The answer is relatively simple and contradictory by itself. You cannot control what employees publish to the outside world using the Internet. It doesn’t matter if it is via blog, e-mail or any other type of electronic media, you simply cannot the flow of information 100%. Let’s picture the following: an employee wants to blast a confidential e-mail into the Internet. The employee can simple take his laptop home, cut and paste the e-mail into his home PC via a USB drive and then publish it via a blog or an e-mail under an anonymously opened account. And trying to track closely these types of activities can be even more costly than a leak of information. As the recent case from the former HP Chairman Patricia Dunn illustrates, an aggressive tracking of information flows is likely to either border with illegal activities or at the very least damage your reputation greatly.

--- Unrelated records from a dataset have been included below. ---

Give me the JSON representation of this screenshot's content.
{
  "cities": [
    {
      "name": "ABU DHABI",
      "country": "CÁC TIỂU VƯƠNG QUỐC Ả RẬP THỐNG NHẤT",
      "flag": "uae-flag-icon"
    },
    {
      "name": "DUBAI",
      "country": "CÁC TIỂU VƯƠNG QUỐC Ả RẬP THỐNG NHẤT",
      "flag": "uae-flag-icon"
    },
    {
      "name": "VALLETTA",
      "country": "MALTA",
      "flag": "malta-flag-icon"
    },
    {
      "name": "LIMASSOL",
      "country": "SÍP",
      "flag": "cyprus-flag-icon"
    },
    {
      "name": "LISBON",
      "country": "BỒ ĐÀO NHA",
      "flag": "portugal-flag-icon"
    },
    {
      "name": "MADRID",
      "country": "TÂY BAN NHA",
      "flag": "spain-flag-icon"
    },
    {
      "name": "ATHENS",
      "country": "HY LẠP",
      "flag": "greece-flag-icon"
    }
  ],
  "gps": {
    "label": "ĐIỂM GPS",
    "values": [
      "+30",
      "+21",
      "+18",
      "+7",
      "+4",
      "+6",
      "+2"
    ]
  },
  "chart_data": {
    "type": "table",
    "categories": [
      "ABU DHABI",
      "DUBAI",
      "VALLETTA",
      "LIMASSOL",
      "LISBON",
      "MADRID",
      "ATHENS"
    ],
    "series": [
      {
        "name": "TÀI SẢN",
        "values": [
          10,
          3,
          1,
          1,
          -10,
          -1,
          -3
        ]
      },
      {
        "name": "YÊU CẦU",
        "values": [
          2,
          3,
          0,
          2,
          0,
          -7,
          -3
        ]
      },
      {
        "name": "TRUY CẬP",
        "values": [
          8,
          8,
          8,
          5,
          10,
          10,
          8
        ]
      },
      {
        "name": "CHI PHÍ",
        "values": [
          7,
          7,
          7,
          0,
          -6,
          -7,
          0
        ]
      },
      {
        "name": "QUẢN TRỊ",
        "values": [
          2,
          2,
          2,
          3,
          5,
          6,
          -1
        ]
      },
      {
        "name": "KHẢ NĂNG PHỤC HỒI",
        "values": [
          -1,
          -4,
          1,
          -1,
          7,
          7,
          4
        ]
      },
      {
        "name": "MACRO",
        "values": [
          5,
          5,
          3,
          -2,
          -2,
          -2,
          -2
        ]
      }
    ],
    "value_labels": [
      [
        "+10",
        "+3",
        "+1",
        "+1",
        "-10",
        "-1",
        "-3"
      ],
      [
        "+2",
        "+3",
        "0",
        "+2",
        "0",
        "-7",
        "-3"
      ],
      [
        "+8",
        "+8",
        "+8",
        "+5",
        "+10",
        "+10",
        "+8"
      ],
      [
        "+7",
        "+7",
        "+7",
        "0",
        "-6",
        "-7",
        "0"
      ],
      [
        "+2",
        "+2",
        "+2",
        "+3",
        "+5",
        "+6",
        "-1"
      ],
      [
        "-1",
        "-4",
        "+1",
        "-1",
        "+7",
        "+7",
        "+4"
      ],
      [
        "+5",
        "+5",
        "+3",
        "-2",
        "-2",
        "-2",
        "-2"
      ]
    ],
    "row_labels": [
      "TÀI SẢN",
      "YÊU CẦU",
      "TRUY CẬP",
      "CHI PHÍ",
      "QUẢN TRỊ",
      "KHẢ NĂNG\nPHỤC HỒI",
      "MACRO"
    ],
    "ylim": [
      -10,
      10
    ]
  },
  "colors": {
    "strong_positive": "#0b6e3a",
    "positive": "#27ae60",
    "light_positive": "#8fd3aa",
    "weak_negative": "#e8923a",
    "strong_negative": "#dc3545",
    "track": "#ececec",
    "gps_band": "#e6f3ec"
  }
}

If you cannot control information flows you have to make sure that you build a proper environment for those flows to take place formally. Allow people to communicate as freely as possible within the work environment. Allow them to express freely so they can tell you how they are seeing the organization, the market and your competitors without any sugar coating. You should have some filters placed, but those filters should be limited to the ethical principles of the company. Hate-speech, racism, discrimination, harassment and other types of behaviors should be placed out of the fomal dialogue. However criticism, even criticism to the top executives of the company should be allowed. Managed appropiately, blogs and other types of collaborative tools can be a wonderful thermometer of organizational climate.